Article Title

Cybersecurity and Tax Reform

Publication Title

Indiana Law Journal

Document Type

Article

Abstract

According to FBI experts, the IRS information system is the “gold standard” for cyberattacks in the United States. The IRS collects personal information, and, in some cases, extraordinarily detailed and sensitive information, on about 290 million individuals each year. With a U.S. population of 328 million, that is not information on everyone, but it is information on closer to everyone than any other single agency collects. The IRS also handles more money than any other agency: $3.3 trillion in total collections and $403 billion in individual income tax payments. Taking advantage of online refund processing, each year cybercriminals steal about $3 billion from the IRS. Last year they also stole detailed personal information on about 724,000 individual taxpayers.

But there are greater risks. Even more would have been lost if the IRS database were the target of a vacuum cleaner attack like Anthem and the OPM. Or if IRS information were quietly manipulated to push payments into criminals’ accounts or push taxpayers and tax administrators into confusion. Or if the information were simply deleted, destroying all record of payments and filings and dropping the government, taxpayers, and the economy into costly chaos.

Unfortunately, there is no reason to believe the IRS will develop adequate cybersecurity. While history is not determinative, it is revealing. And while the IRS has achieved some significant information technology successes, its history is marked more by significant failures. The IRS computing system remains largely dependent on the magnetic tape drives housed in the Martinsburg, West Virginia, computer center established in 1961. After decades of work and billions of dollars, the IRS has failed to establish a state-of-the-art computer system, or even a searchable database of all taxpayer information. Indeed, after four years of work and $139 million dollars, the IRS has failed even to upgrade from Windows 2003 to Windows XP.

The IRS now spends $2.4 billion each year on computer technology, but that is spread among nineteen different projects, of which updating its system is only one. Given the billions spent already, there is no reason to believe adequate technology at the IRS is merely a matter of funding. All the same, Congress has been reducing funding at the IRS for years, and probably will continue to do so. It would require a substantial increase in IRS funding to return it to past levels, which makes it even less likely the IRS will achieve adequate cybersecurity.

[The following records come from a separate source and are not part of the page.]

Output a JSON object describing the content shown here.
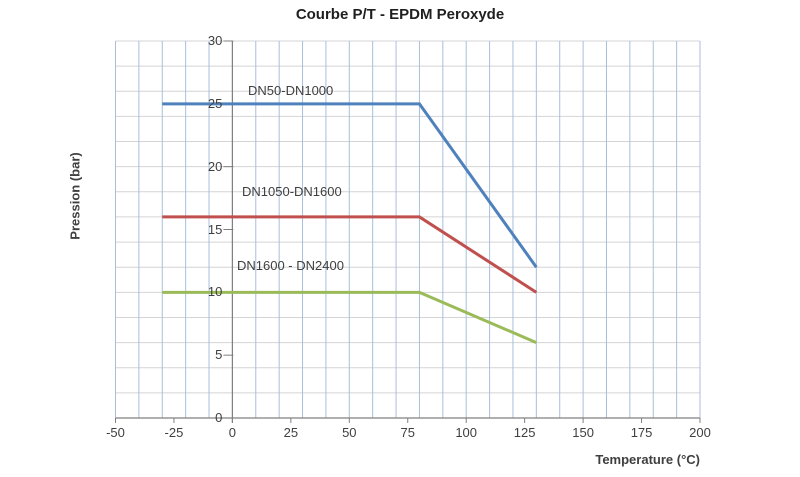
{
  "chart_data": {
    "type": "line",
    "title": "Courbe P/T - EPDM Peroxyde",
    "xlabel": "Temperature (°C)",
    "ylabel": "Pression (bar)",
    "xlim": [
      -50,
      200
    ],
    "ylim": [
      0,
      30
    ],
    "x_grid_step": 10,
    "y_grid_step": 2,
    "x_ticks": [
      "-50",
      "-25",
      "0",
      "25",
      "50",
      "75",
      "100",
      "125",
      "150",
      "175",
      "200"
    ],
    "y_ticks": [
      "0",
      "5",
      "10",
      "15",
      "20",
      "25",
      "30"
    ],
    "grid": true,
    "legend_position": "inline-labels-above-lines",
    "series": [
      {
        "name": "DN50-DN1000",
        "color": "#4F81BD",
        "points": [
          [
            -30,
            25
          ],
          [
            80,
            25
          ],
          [
            130,
            12
          ]
        ]
      },
      {
        "name": "DN1050-DN1600",
        "color": "#C0504D",
        "points": [
          [
            -30,
            16
          ],
          [
            80,
            16
          ],
          [
            130,
            10
          ]
        ]
      },
      {
        "name": "DN1600 - DN2400",
        "color": "#9BBB59",
        "points": [
          [
            -30,
            10
          ],
          [
            80,
            10
          ],
          [
            130,
            6
          ]
        ]
      }
    ],
    "colors": {
      "axis": "#808080",
      "v_grid": "#A7BFDD",
      "h_grid": "#D4D4D4",
      "text": "#3F3F3F",
      "title": "#1F1F1F"
    }
  }
}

Given that the IRS is the gold standard for cyberattack but yet cannot manage to upgrade its Windows systems, one may wonder why the worst sorts of attacks have yet to hit the IRS. Ironically, it may be the decades of failures that have protected the IRS from cutting-edge technological attacks. While not like manual typewriters, the antiquated system of the IRS, which until very recently depended entirely on weekly uploads to magnetic tapes, is not at all like the updated systems at Anthem and the OPM that the Chinese government vacuumed. While this technological arrest has been unintentional, unlike the intentional Russian and German government strategies, it appears to have been effective. What has been successfully attacked at the IRS are not these older systems, which are open only to IRS users, but the newer, public-facing systems that provide outside users greater convenience in getting refunds or information.

This Article takes seriously the cybersecurity challenges faced by the IRS as well as the agency’s limitations in solving those challenges through its technological advances. The Article argues that we ought not to depend wholly on changes in technology but must change the way we think about cybersecurity. This Article argues the government ought not to leave cybersecurity as an information technology problem for the IRS to solve but ought to come to it as a legal problem for Congress to solve. Congress has designed a tax system that requires the IRS to collect information on hundreds of millions of individuals and to routinely issue hundreds of billions in refunds. If the tax law did not require so much information on so many, nor involve refunds to so many, the IRS would be a less appealing and more defensible cyberattack target. In short, if the tax law were simpler in specific ways, the information technology needs at the IRS would be simpler, and adequate cybersecurity for the IRS would be easier.

Part I describes cyberattacks at the IRS and elsewhere, predicting future cyberattacks at the IRS will be similar to previous cyberattacks. Part II begins with a history of computer use at the IRS, arguing that this history—as well as a variety of other factors, like inadequate funding and expertise and the technical and human difficulties of cybersecurity—reveals little reason to be hopeful that the IRS will fail to achieve appropriate cybersecurity. Part III argues that Congress should consider how potential tax reforms might make the IRS database a less appealing and a more defensible cyberattack target. This Article concludes with reflections on the relationship between law reform and the digital revolution.